6. In a certain senese, one I get close to in DDFFPP:PP, all Bayesians think the disagreement problem is trivial. That's kind of what Bayesians should think about any epistemic puzzle. Of course, the pay of for Bayesians is that proving something is trivial can be very non-trivial and fun. :-)

Alexander R Pruss said...

Thanks, Trent.

Ad 2: I don't know either. I've had other cases where both needed to be revised up, but I could prove that the other cases wouldn't work if one of the credences was below 0.5. I suspect that in cases like _this_ one, I can make the lower credence be arbitrarily small, though I haven't formally proved this.

Ad 3: No, the point at the end is that if one counts the two people as non-peers for having different evidence because they think differently, then of course there are no peers who disagree--for people who disagree always think differently. :-)

Ad 5: Aggregation is my interest here. I am not so much interested in the puzzle of how it could happen that peers disagree, as in the question of what they should do if they find out that they do.

Alexander R Pruss said...

By the way, I am broadly in agreement with your paper.
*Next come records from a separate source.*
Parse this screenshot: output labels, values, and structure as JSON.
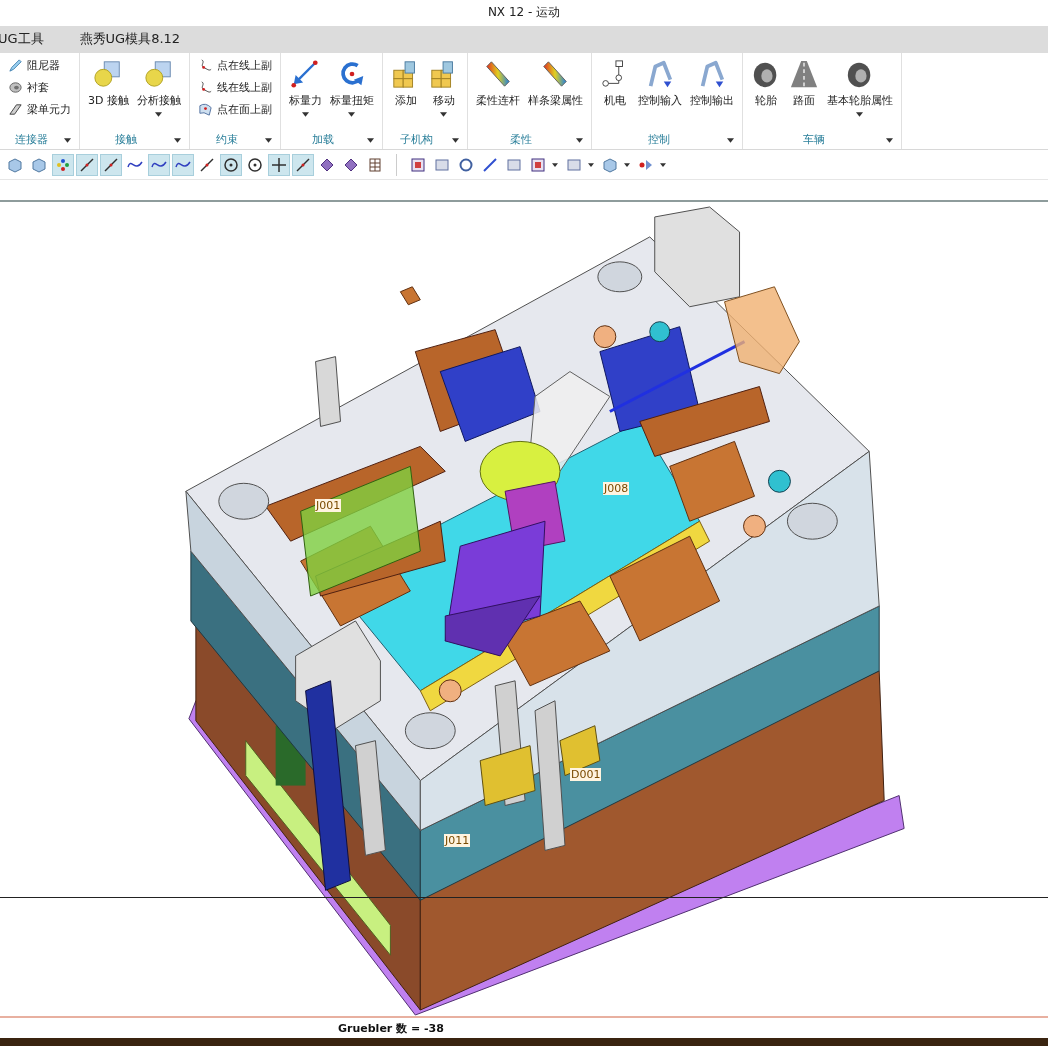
{
  "window": {
    "title": "NX 12 - 运动"
  },
  "menu_tabs": [
    {
      "label": "UG工具"
    },
    {
      "label": "燕秀UG模具8.12"
    }
  ],
  "ribbon_groups": [
    {
      "label": "连接器",
      "items": [
        {
          "label": "阻尼器",
          "kind": "small"
        },
        {
          "label": "衬套",
          "kind": "small"
        },
        {
          "label": "梁单元力",
          "kind": "small"
        }
      ]
    },
    {
      "label": "接触",
      "items": [
        {
          "label": "3D 接触",
          "kind": "large",
          "dropdown": false
        },
        {
          "label": "分析接触",
          "kind": "large",
          "dropdown": true
        }
      ]
    },
    {
      "label": "约束",
      "items": [
        {
          "label": "点在线上副",
          "kind": "small"
        },
        {
          "label": "线在线上副",
          "kind": "small"
        },
        {
          "label": "点在面上副",
          "kind": "small"
        }
      ]
    },
    {
      "label": "加载",
      "items": [
        {
          "label": "标量力",
          "kind": "large",
          "dropdown": true
        },
        {
          "label": "标量扭矩",
          "kind": "large",
          "dropdown": true
        }
      ]
    },
    {
      "label": "子机构",
      "items": [
        {
          "label": "添加",
          "kind": "large",
          "dropdown": false
        },
        {
          "label": "移动",
          "kind": "large",
          "dropdown": true
        }
      ]
    },
    {
      "label": "柔性",
      "items": [
        {
          "label": "柔性连杆",
          "kind": "large",
          "dropdown": false
        },
        {
          "label": "样条梁属性",
          "kind": "large",
          "dropdown": false
        }
      ]
    },
    {
      "label": "控制",
      "items": [
        {
          "label": "机电",
          "kind": "large",
          "dropdown": false
        },
        {
          "label": "控制输入",
          "kind": "large",
          "dropdown": false
        },
        {
          "label": "控制输出",
          "kind": "large",
          "dropdown": false
        }
      ]
    },
    {
      "label": "车辆",
      "items": [
        {
          "label": "轮胎",
          "kind": "large",
          "dropdown": false
        },
        {
          "label": "路面",
          "kind": "large",
          "dropdown": false
        },
        {
          "label": "基本轮胎属性",
          "kind": "large",
          "dropdown": true
        }
      ]
    }
  ],
  "toolbar": {
    "left": [
      {
        "selected": false
      },
      {
        "selected": false
      },
      {
        "selected": true
      },
      {
        "selected": true
      },
      {
        "selected": true
      },
      {
        "selected": false
      },
      {
        "selected": true
      },
      {
        "selected": true
      },
      {
        "selected": false
      },
      {
        "selected": true
      },
      {
        "selected": false
      },
      {
        "selected": true
      },
      {
        "selected": true
      },
      {
        "selected": false
      },
      {
        "selected": false
      },
      {
        "selected": false
      }
    ],
    "right": [
      {
        "dropdown": false
      },
      {
        "dropdown": false
      },
      {
        "dropdown": false
      },
      {
        "dropdown": false
      },
      {
        "dropdown": false
      },
      {
        "dropdown": true
      },
      {
        "dropdown": true
      },
      {
        "dropdown": true
      },
      {
        "dropdown": true
      }
    ]
  },
  "viewport": {
    "labels": [
      {
        "text": "J001"
      },
      {
        "text": "J008"
      },
      {
        "text": "D001"
      },
      {
        "text": "J011"
      }
    ]
  },
  "status_bar": {
    "text": "Gruebler 数 = -38"
  }
}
Note that my example doesn't meet your condition "that neither A nor B have any reason to think that the probability of A making a mistake about the matter in question differs from the probability of B making a mistake about the matter." For if A assigns credence 0.99 to p and B assigns credence 0.27 to p, then by their own lights, A has probability 1% of being wrong (in the sense of having a credence on the wrong side of 1/2) while B has probability 27% of being wrong (in the same sense).

I wonder if it would be possible to manufacture a case like the one I gave but where the two agents have exactly opposite credences, r and 1-r. The trick could be to set things up so that B's having credence 1-r would indicate to A something very specific about how B got to her credence, and A's having credence r would indicate to A something very specific about how A got to her credence.

Here's a way to do this. It is much more contrived than the example in my post. A and B each know that they both have the same biases that are randomly triggered by features of a situation. They are both judging whether some person is guilty. Here are some facts that they both know nearly for sure:
- Bias alpha is triggered by and only by a consciously inaccessible feature F of the accused.
- Bias alpha when triggered makes the agent assign credence 0.12 to guilt.
- Coincidentally, 12% of accuseds with feature F are guilty.
- Bias beta is triggered by and only by a consciously inaccessible feature G of the accused.
- Bias beta when triggered makes the agent assign credence 0.88 to guilt.
- Coincidentally, 88% of accuseds with feature G are guilty.
- 92% of accuseds with both features F and G are guilty.
- No unbiased reading of the consciously accessible evidence yields credence 12% or 88%.
- Both agents initially either evaluate the consciously accessible evidence, or come to a credence by bias alpha, or come to a credence by bias beta.

Alright. So, now you find yourself with credence 0.12. You conclude that you got it from bias alpha. You thus know that the accused has feature F which you were unconsciously aware of. And, coincidentally, 12% of those with feature F are guilty. So, after reflection on your initial credence, you keep that credence. And I find myself with credence 0.88, and likewise upon reflection I keep it. At this point, the symmetry condition you give is met: each of us has an equal probability of being wrong. But then we learn each other's credences, from which we learn that the accused has features F and G, and hence we both increase our credence to 0.92.

Joel Velasco said...

Alex, this is an interesting case. Here is what I just posted on Trent's facebook page (first responding to people who are confusing conciliation with equal weight = splitting the difference which is a mistake you do not make): I don't think anything in Alexander's post assumes that Conciliation is splitting the difference. He does seem to assume that if one credence is high and the other low, then conciliation can't lead to even higher than the high one. Our paper on disagreement deals with this case pretty clearly I think (https://quod.lib.umich.edu/p/phimp/3521354.0016.011/1 ) first, it is clear that we can have synergy (bayesian revision goes outside the range of the initial credences). But if something is yes/no, then >.5 and <.5 combined should be in the range. But this is a case where we don't really have a yes/no question. The correct way to think about it is as a partition where the last digit is one of ten possible cases (0-9) and then the obvious prior is 1/10th for each and so each person reporting their credence is evidence that the last digit is one and so the revised credence should be higher than either.